Литмир - Электронная Библиотека
A
A

От Ольмюца до Вены (двадцать семь миль) ехали почти без остановки; остановились только один раз — в плохой деревушке Штокерау, в десяти милях от Вены. Остановились в ней 31 августа в одиннадцать часов вечера, для того чтобы встретить новый, 1689 год. У Серафимы Ивановны было убеждение, что новый год надо непременно встретить за ужином и за бокалом вина для того, чтобы весь год жилось спокойно и весело.

После ужина отправились дальше, ехали всю ночь, и в девять часов утра, 1 (11) сентября[61], в то самое время как в Москве князь Василий Васильевич подъезжал к Красному крыльцу дворца царевны Софии, дормез его, по указанию его внука, остановился перед крыльцом лучшей венской гостиницы «Город Лондон».

В Вене Чальдини получил несколько писем, в числе коих два от доктора Фишера, лечившего князя Василия Васильевича в Медведкове. Первым из этих писем Фишер уведомлял своего товарища, что его пациент, пролежав семьдесят пять часов без чувств, только что пришёл в память, а вторым от 20 (30) августа, что с больным был кризис, после которого он, Фишер, может надеяться, но ручаться ещё не смеет, что с помощью знаменитых чальдиновских порошков он скоро поднимет больного на ноги.

Из Флоренции писали Чальдини, что дело, по которому требовалось его присутствие к концу сентября, отсрочено до ноября и что если он желает прокатиться по Германии и даже по Франции, то успеет накататься вволю.
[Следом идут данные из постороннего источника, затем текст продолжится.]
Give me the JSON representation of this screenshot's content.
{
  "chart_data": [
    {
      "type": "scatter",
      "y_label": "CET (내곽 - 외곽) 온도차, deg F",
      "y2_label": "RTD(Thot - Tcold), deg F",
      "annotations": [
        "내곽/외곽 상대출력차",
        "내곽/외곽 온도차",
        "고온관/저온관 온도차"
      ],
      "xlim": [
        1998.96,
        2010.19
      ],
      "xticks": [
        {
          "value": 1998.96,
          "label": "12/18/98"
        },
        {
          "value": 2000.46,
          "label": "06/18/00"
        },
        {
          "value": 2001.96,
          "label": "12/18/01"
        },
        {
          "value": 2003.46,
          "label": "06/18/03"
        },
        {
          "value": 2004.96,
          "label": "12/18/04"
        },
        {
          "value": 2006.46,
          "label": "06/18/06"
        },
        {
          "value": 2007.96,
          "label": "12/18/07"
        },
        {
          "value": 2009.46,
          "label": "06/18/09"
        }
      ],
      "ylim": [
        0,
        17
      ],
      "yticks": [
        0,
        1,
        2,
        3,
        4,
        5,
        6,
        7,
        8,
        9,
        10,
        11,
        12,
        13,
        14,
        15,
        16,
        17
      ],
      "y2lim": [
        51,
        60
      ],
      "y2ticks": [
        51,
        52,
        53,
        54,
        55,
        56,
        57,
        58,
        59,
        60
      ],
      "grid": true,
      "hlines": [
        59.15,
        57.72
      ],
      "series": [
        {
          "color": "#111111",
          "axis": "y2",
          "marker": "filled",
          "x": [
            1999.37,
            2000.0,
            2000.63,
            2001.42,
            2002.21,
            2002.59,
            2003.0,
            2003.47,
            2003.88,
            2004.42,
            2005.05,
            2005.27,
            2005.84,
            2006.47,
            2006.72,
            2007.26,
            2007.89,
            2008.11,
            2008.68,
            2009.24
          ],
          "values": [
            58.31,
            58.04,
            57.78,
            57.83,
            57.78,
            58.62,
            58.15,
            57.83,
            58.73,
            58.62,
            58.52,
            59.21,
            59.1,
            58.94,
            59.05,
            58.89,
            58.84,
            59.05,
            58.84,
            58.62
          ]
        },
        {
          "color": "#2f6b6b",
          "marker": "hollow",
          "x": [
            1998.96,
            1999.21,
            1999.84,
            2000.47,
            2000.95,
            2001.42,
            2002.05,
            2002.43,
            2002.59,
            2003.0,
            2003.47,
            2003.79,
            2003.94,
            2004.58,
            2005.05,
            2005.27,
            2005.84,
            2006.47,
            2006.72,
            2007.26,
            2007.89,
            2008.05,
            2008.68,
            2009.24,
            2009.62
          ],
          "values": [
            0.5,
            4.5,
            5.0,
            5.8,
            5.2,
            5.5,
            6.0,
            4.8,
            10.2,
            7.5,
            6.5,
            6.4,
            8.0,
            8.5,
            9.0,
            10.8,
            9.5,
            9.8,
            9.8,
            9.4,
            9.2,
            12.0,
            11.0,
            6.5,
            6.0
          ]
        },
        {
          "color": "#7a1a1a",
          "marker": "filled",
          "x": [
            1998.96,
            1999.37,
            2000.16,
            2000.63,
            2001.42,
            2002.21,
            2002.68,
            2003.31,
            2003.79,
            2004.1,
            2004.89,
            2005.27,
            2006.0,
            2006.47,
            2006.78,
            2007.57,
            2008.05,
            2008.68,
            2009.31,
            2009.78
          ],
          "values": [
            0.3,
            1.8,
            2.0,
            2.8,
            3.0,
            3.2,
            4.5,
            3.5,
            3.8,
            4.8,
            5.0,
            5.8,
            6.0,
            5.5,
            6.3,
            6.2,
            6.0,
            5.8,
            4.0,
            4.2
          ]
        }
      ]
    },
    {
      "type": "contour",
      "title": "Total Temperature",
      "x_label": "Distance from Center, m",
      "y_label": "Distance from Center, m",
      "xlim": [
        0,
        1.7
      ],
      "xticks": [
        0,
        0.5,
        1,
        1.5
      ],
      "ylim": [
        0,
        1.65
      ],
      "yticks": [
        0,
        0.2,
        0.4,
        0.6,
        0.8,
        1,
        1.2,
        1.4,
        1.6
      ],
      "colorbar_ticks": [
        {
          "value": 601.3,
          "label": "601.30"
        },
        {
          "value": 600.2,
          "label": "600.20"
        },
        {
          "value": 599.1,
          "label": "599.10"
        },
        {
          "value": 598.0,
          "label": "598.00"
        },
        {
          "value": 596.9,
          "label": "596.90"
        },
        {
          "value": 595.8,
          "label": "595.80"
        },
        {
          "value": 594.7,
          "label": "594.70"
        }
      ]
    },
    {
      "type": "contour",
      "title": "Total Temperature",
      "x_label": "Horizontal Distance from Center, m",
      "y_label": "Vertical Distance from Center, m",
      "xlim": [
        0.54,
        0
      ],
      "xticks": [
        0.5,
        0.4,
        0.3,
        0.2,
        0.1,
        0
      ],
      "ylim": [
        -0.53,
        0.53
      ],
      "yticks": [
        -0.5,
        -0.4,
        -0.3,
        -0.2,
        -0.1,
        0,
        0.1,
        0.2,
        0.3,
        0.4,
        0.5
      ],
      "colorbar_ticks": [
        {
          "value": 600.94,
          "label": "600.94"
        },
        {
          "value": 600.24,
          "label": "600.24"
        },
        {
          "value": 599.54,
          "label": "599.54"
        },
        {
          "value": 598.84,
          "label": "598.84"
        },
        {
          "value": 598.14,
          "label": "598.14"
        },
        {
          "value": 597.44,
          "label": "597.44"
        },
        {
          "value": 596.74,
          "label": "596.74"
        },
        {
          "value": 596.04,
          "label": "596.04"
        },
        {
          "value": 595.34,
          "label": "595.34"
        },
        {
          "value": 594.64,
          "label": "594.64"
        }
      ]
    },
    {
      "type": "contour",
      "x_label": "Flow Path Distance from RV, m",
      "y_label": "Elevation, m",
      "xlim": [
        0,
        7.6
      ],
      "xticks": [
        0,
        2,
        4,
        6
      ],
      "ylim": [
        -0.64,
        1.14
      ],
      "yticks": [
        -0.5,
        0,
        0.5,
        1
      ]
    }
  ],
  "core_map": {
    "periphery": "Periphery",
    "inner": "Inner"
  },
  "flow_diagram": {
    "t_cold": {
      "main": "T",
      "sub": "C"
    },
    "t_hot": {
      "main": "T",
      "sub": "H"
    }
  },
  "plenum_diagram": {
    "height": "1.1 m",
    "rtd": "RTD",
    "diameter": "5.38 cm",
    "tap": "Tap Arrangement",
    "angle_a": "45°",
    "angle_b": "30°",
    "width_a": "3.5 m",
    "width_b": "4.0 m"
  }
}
О болезни князя Василия Васильевича Чальдини не сообщил ни Мише, ни Серафиме Ивановне; первому — чтобы не огорчить его, а второй — чтобы она, как-нибудь сгоряча, не проболталась Мише. Сам же он был почти уверен в благополучном исходе болезни князя Василия Васильевича, которого, — как уже сказано было, — в продолжение пятнадцати лет быть ежегодно повещало воспаление в боку.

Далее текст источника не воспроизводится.